O BANCO de Moçambique publicou ontem a lista de oito antigos membros do Conselho de Administração e da Comissão Executiva do Moza Banco, o quarto maior banco comercial do país, implicados na deterioração da situação financeira e prudencial da instituição que levou ao seu colapso em 2016.

A crise no Moza Banco tornou-se pública a 30 de Setembro de 2016, quando a falta de liquidez levou o Banco de Moçambique a intervir e demitir todo o conselho de administração, impondo um conselho de administração provisório, encabeçado por um dos banqueiros mais experientes do país, João Figueiredo.

Segundo escreve a AIM, o banco central injectou somas avultadas para evitar o colapso do Moza Banco, enquanto decorria a sua reestruturação. Como resultado, a Kuhanha, empresa que administra o fundo de pensões do banco central, viria a tornar-se accionista maioritário.

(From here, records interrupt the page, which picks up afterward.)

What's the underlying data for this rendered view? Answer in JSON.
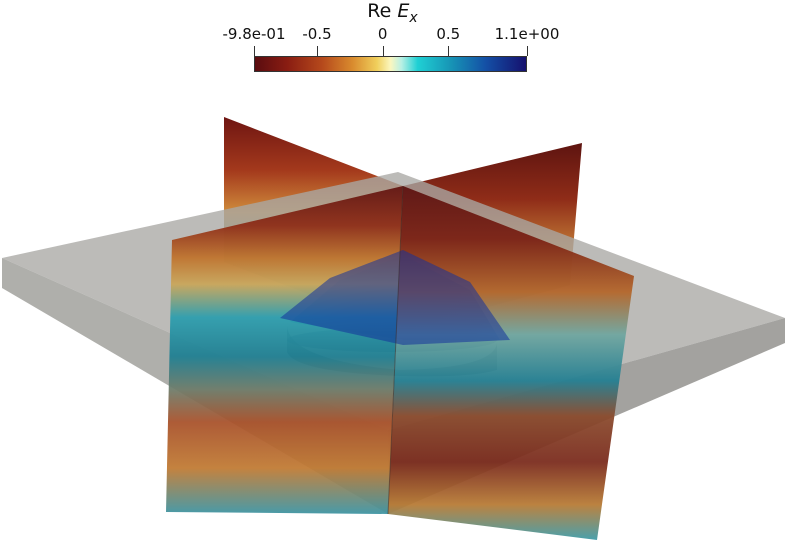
{
  "colorbar": {
    "title_prefix": "Re ",
    "title_var": "E",
    "title_sub": "x",
    "ticks": [
      {
        "label": "-9.8e-01",
        "value": -0.98
      },
      {
        "label": "-0.5",
        "value": -0.5
      },
      {
        "label": "0",
        "value": 0
      },
      {
        "label": "0.5",
        "value": 0.5
      },
      {
        "label": "1.1e+00",
        "value": 1.1
      }
    ],
    "range": [
      -0.98,
      1.1
    ],
    "colors": [
      "#5a0c10",
      "#b64a1c",
      "#f0cf5c",
      "#fbf7bf",
      "#1fd0d4",
      "#1450a6",
      "#15106e"
    ]
  },
  "scene": {
    "slab_color": "#a9a8a4",
    "cylinder_color": "#5b636b"
  }
}
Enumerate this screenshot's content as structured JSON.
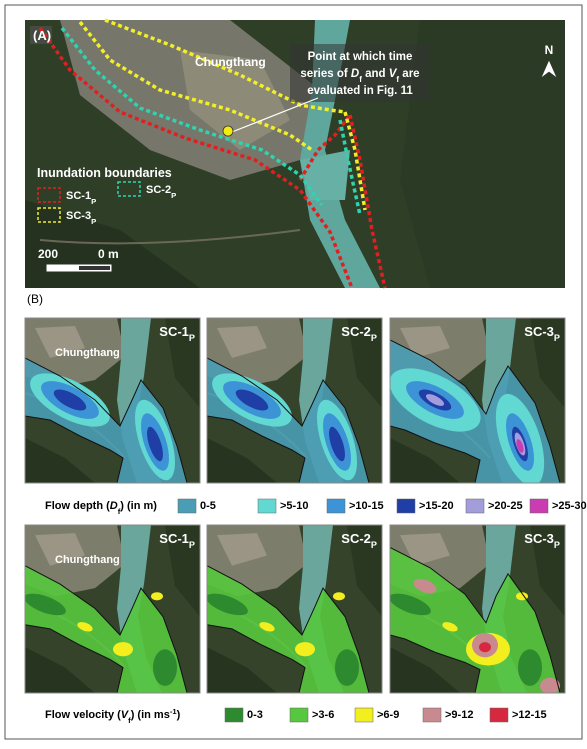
{
  "panel_a": {
    "label": "(A)",
    "place": "Chungthang",
    "north": "N",
    "annotation": [
      [
        {
          "text": "Point at which time"
        }
      ],
      [
        {
          "text": "series of "
        },
        {
          "text": "D",
          "style": "italic"
        },
        {
          "text": "f",
          "style": "sub"
        },
        {
          "text": " and "
        },
        {
          "text": "V",
          "style": "italic"
        },
        {
          "text": "f",
          "style": "sub"
        },
        {
          "text": " are"
        }
      ],
      [
        {
          "text": "evaluated in Fig. 11"
        }
      ]
    ],
    "legend_title": "Inundation boundaries",
    "boundaries": [
      {
        "name": [
          {
            "text": "SC-1"
          },
          {
            "text": "P",
            "style": "sub"
          }
        ],
        "color": "#e02020"
      },
      {
        "name": [
          {
            "text": "SC-2"
          },
          {
            "text": "P",
            "style": "sub"
          }
        ],
        "color": "#2ed3b0"
      },
      {
        "name": [
          {
            "text": "SC-3"
          },
          {
            "text": "P",
            "style": "sub"
          }
        ],
        "color": "#f2ee2a"
      }
    ],
    "scale_left": "200",
    "scale_right": "0 m"
  },
  "panel_b": {
    "label": "(B)",
    "place": "Chungthang",
    "scenarios": [
      [
        {
          "text": "SC-1"
        },
        {
          "text": "P",
          "style": "sub"
        }
      ],
      [
        {
          "text": "SC-2"
        },
        {
          "text": "P",
          "style": "sub"
        }
      ],
      [
        {
          "text": "SC-3"
        },
        {
          "text": "P",
          "style": "sub"
        }
      ]
    ],
    "depth_title": [
      {
        "text": "Flow depth ("
      },
      {
        "text": "D",
        "style": "italic"
      },
      {
        "text": "f",
        "style": "sub"
      },
      {
        "text": ") (in m)"
      }
    ],
    "depth_classes": [
      {
        "label": "0-5",
        "color": "#4a9db5"
      },
      {
        "label": ">5-10",
        "color": "#62d8d2"
      },
      {
        "label": ">10-15",
        "color": "#3c93d6"
      },
      {
        "label": ">15-20",
        "color": "#1f3ea6"
      },
      {
        "label": ">20-25",
        "color": "#a39ddc"
      },
      {
        "label": ">25-30",
        "color": "#c93db0"
      }
    ],
    "velocity_title": [
      {
        "text": "Flow velocity ("
      },
      {
        "text": "V",
        "style": "italic"
      },
      {
        "text": "f",
        "style": "sub"
      },
      {
        "text": ") (in ms"
      },
      {
        "text": "-1",
        "style": "sup"
      },
      {
        "text": ")"
      }
    ],
    "velocity_classes": [
      {
        "label": "0-3",
        "color": "#2e8a2e"
      },
      {
        "label": ">3-6",
        "color": "#57c83e"
      },
      {
        "label": ">6-9",
        "color": "#f3ef1f"
      },
      {
        "label": ">9-12",
        "color": "#c98a8f"
      },
      {
        "label": ">12-15",
        "color": "#d6283e"
      }
    ]
  }
}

Um comunicado emitido hoje, pelo banco central, refere que as sanções foram aplicadas a “ex-membros do Conselho de Administração e da Comissão Executiva do Moza Banco implicados na deterioração da situação financeira e prudencial da instituição desde Dezembro de 2015, até ao período de intervenção pelo Banco de Moçambique, em Setembro de 2016”,

As sanções incluem multas que variam de 200.000 a 500.000 meticais (3.300 a 8.250 dólares americanos, ao câmbio actual), e a inibição do exercício de cargos sociais e de funções de gestão em instituições de crédito e sociedades financeiras por um período que varia de dois a três anos.
Estas sanções abrangem todos os oito ex-membros do Conselho de Administração e da Comissão Executiva em exercício a 30 de Setembro de 2016.

A figura mais proeminente é o então presidente do Banco Moza, Prakash Ratilal, que já foi governador do Banco de Moçambique.

O comunicado do banco central explica que “a publicação das sanções visa prevenir situações similares e garantir a transparência na gestão das instituições de crédito e sociedades financeiras, bem assim a protecção dos interesses dos depositantes, investidores e outros credores e a salvaguarda das condições normais de funcionamento do mercado monetário, financeiro ou cambial”.

Os ex-gestores do Moza Banco têm 15 dias para recorrer das sanções, através dos tribunais, mas primeiro devem pagar as multas (embora o dinheiro é no caso de um desfecho positivo).